Perché, di fatto, lui è vittima di un mistero, di un paradosso. E mentre le aziende lo contattano e fantasticano su come renderlo un introito (tirando dentro pubblicità e pure Obama), e lui assaggia l’ebbrezza della notorietà che (in fondo, in fondo) desiderava (ma che non sa gestire), il suo alter ego notturno comincia a cambiare gli schemi e a diventare un po’ Casanova e un po’ assassino.
Ma parecchio assassino.
Ma parecchio assassino.
Comincia come una commedia grottesca, allora, “Dream Scenario”, salvo poi incupirsi a poco, a poco, per aggrapparsi ad un horror che gli calza a pennello e che lo aiuta ad amplificarne il messaggio e la portata. Dimostra di avere talento Kristoffer Borgli, un talento che viaggia di pari passo sia in scrittura che dietro la macchina da presa. Le possibilità di perdersi, in una storia come questa, che è così stratificata nei toni e ha l’ambizione di essere così chirurgica nelle direzioni, erano molteplici. Eppure, lui dimostra di possedere visione lucida e mano ferma, costruendo solidamente e intelligentemente una traiettoria eccentrica, tutt’altro che scontata o superficiale. Quell’horror, infatti, ad un certo punto, finisce per sfociare in una sorta di dramma (o dramedy, se preferite), con stoccate (condivisibili) alla cancel culture, alla socialità moderna e al mondo-digitale-tutto. Un faccia a faccia con la realtà che si miscela alla fantasia, dimenticando la ragione e trovando intensità e terreno fertile nel subconscio comune distruttivo e gratuito.
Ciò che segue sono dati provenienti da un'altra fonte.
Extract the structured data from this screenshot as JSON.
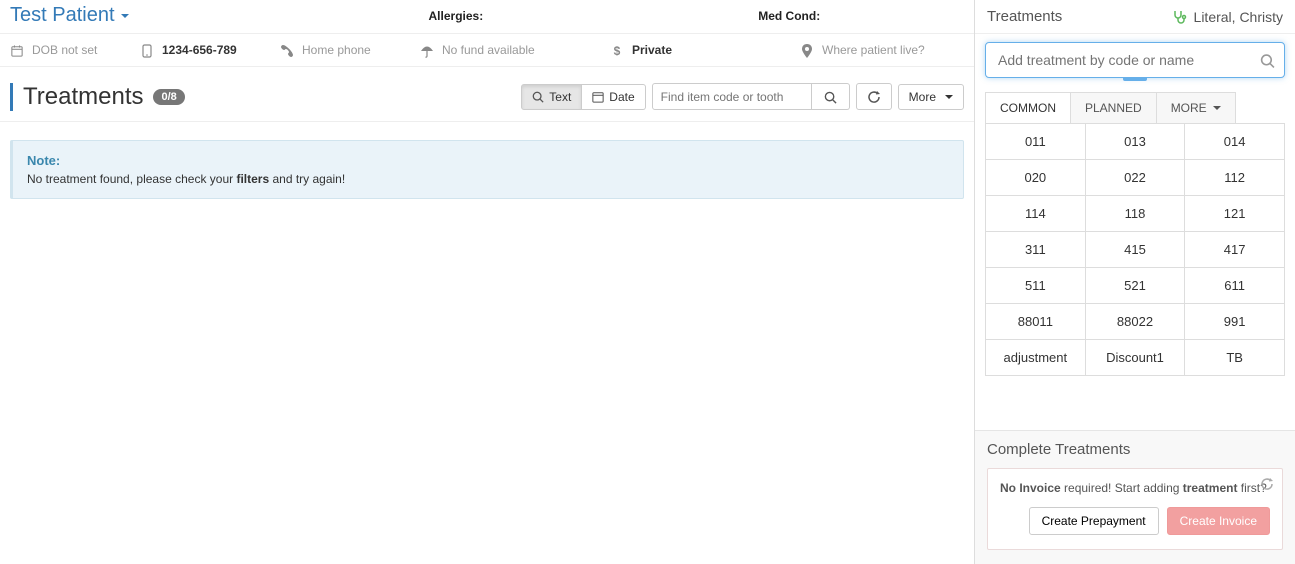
{
  "patient": {
    "name": "Test Patient",
    "allergies_label": "Allergies:",
    "medcond_label": "Med Cond:",
    "dob": "DOB not set",
    "phone": "1234-656-789",
    "home_phone": "Home phone",
    "fund": "No fund available",
    "payer": "Private",
    "address": "Where patient live?"
  },
  "main": {
    "title": "Treatments",
    "count_badge": "0/8",
    "btn_text": "Text",
    "btn_date": "Date",
    "search_placeholder": "Find item code or tooth",
    "btn_more": "More",
    "note_title": "Note:",
    "note_prefix": "No treatment found, please check your ",
    "note_bold": "filters",
    "note_suffix": " and try again!"
  },
  "sidebar": {
    "title": "Treatments",
    "practitioner": "Literal, Christy",
    "search_placeholder": "Add treatment by code or name",
    "tabs": {
      "common": "COMMON",
      "planned": "PLANNED",
      "more": "MORE"
    },
    "codes": [
      "011",
      "013",
      "014",
      "020",
      "022",
      "112",
      "114",
      "118",
      "121",
      "311",
      "415",
      "417",
      "511",
      "521",
      "611",
      "88011",
      "88022",
      "991",
      "adjustment",
      "Discount1",
      "TB"
    ],
    "footer": {
      "title": "Complete Treatments",
      "msg_prefix": "No Invoice",
      "msg_mid": " required! Start adding ",
      "msg_bold2": "treatment",
      "msg_suffix": " first?",
      "btn_prepay": "Create Prepayment",
      "btn_invoice": "Create Invoice"
    }
  }
}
Quello con cui stiamo imparando ad interfacciarci da qualche anno a questa parte, mascherati dall’ipocrisia che ci contraddistingue e che ci impedisce di prendere una posizione anche quando non siamo d’accordo con “la massa”.
Sottomettendoci, insomma, esattamente come Paul, malconcio e sfiancato, decide di fare per disperazione, nel miraggio di salvare il salvabile.